With little notice earlier this month, the United States declared Pakistan a major non-NATO ally. This significant increase in status provides greater access to U.S. military technology, training and equipment and confers important diplomatic standing. For a country that was under economic and military sanctions just a few years ago for its nuclear activities, the designation is a windfall.
In fact, the ally status is the latest in a series of concessions the United States has provided to Pakistan since Sept. 11, 2001. Other benefits include $1.5 billion in debt relief and a proposed aid package of $3 billion over five years – one of our biggest such programs in the world.
At a time when the United States openly seeks Pakistan's help in apprehending Taliban and al Qaeda militants in the Afghan-Pakistan border regions, such moves are in line with U.S. policy objectives. But the administration appears to have given Pakistan's military ruler, Pervez Musharraf, a virtual blank check for his cooperation, despite the fact that Pakistan has maintained a terrible record on other stated American priorities – halting nuclear proliferation, promoting democracy and ensuring human rights.
Recent revelations about the extensive black market nuclear network of Pakistani scientist A.Q. Khan raise renewed fears about the country's nuclear proliferation. The United States has turned a blind eye to the Pakistani military's possible involvement in the network, saying that the search for Osama Bin Laden should take precedence over investigating the military's role in the proliferation. But given how critical controlling the spread of weapons of mass destruction is to U.S. national security, we need complete confidence that this network has been shut down, not simply driven further underground.
Moreover, representative government and transparency are recognized as key weapons in the fight against terrorism and political extremism. Yet the Musharraf government has made little progress with respect to democracy and human rights. Since his ascension to power through a military coup in 1999, Musharraf has declared himself president, amended the Pakistani constitution, and consolidated his grip on power through undemocratic means. The State Department's own 2003 human rights country report classified Pakistan's human rights record as "poor." If we choose to embrace Pakistan as a strategic ally, we must not squander our leverage to promote more positive internal change.
We must also remember that Musharraf's anti-democratic policies appear to have strengthened radical Islamist elements in his nation. Religious parties gained a significant number of seats in the October 2002 national elections because authorities enforced restrictions on more moderate government political opponents. As a result, an anti-U.S. coalition of religious parties, the Muttahida Majlis-e-Amal (MMA), now runs the Northwest Frontier Province on the tumultuous Afghan-Pakistan border, where Taliban and al-Qaeda forces are believed to be hiding.
While engagement with Pakistan is certainly warranted, the administration must make clear to Musharraf that his courageous choice to be "with us" and not "against us" on terrorism does not constitute a free pass on outstanding issues of importance to the U.S.-Pakistan relationship and the region. Like anyone in power, Musharraf has a vested interest in maintaining and extending his power. But, as his recent appearance on the U.S. Sunday talk show circuit attests, he also wants international acceptance. To this end, the administration's non-NATO ally designation is an investment in Pakistan.
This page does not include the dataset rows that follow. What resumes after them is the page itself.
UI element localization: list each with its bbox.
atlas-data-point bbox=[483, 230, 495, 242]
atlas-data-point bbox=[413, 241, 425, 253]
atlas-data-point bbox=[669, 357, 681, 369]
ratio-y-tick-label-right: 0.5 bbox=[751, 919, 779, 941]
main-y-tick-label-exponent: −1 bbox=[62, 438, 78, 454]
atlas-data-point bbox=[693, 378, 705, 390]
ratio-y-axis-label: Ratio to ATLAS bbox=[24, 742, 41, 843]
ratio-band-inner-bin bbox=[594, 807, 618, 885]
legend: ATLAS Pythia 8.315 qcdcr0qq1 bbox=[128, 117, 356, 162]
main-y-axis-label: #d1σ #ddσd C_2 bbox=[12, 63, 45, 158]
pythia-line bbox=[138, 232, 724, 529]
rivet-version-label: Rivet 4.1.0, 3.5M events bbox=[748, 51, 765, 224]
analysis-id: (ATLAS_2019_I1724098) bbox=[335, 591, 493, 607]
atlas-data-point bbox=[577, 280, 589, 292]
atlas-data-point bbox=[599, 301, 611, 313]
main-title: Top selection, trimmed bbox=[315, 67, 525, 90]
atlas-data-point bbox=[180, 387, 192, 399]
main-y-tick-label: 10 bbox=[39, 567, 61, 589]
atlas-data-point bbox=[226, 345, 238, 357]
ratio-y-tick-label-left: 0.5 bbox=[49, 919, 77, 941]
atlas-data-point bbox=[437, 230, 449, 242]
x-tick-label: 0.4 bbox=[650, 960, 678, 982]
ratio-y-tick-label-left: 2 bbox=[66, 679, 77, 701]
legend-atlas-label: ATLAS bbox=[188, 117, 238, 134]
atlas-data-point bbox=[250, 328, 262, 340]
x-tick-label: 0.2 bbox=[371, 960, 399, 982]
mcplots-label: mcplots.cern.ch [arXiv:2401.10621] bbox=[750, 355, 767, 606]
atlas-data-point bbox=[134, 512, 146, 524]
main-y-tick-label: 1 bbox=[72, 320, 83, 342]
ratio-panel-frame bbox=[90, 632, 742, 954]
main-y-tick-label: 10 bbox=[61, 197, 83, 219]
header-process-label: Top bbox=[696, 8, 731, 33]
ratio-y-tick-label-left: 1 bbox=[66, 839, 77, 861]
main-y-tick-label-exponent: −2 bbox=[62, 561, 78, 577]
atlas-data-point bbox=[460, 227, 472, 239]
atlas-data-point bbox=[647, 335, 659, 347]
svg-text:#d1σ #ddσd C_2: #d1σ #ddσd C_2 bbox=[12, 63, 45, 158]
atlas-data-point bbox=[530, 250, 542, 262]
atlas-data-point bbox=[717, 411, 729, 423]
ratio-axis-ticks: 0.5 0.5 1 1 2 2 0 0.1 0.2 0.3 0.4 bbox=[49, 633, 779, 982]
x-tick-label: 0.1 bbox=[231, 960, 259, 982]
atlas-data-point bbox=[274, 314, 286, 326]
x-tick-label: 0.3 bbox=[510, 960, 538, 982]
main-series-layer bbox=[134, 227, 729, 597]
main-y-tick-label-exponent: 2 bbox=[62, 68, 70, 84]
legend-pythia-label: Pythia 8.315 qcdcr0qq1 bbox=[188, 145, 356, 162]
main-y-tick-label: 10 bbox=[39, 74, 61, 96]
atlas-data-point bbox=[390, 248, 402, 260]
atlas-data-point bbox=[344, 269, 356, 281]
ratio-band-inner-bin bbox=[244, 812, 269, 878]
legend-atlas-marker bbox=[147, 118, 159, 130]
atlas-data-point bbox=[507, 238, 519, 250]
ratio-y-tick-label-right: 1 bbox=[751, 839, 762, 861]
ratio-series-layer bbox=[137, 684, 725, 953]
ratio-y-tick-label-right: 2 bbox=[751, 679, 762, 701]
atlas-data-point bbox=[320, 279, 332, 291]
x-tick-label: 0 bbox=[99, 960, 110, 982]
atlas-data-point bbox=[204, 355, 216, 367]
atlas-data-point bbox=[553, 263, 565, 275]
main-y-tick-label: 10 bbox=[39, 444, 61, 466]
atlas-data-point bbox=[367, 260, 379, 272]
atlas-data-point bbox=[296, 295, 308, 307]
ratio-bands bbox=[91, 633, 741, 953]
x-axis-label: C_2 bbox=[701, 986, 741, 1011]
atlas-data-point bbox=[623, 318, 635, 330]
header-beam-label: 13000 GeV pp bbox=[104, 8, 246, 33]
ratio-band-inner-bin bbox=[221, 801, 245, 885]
But to bear fruit, this investment must aim to reach beyond the country's potential usefulness against al Qaeda and the Taliban. While greater cooperation on nuclear proliferation and a real political commitment to resolve the Kashmir conflict with India are clear imperatives, internal reforms are also vital in ultimately diminishing the threat of terrorism from the region.
Most important, our partnership should not be just a short-term marriage of convenience. As Richard Clarke points out in his book, Against All Enemies, our support for Pakistan and Afghanistan during the 1980s helped indigenous forces to defeat the Soviets, precipitating an end to the Cold War. But the unintended consequence of our narrow policy approach was the start of a jihadist movement that reached its apex on Sept. 11. For our own security, and for the ultimate benefit of the Pakistani people, our alliance this time around must include a real roadmap back to democracy and transparency.
Mirna Galic is a national security analyst at the Center for American Progress.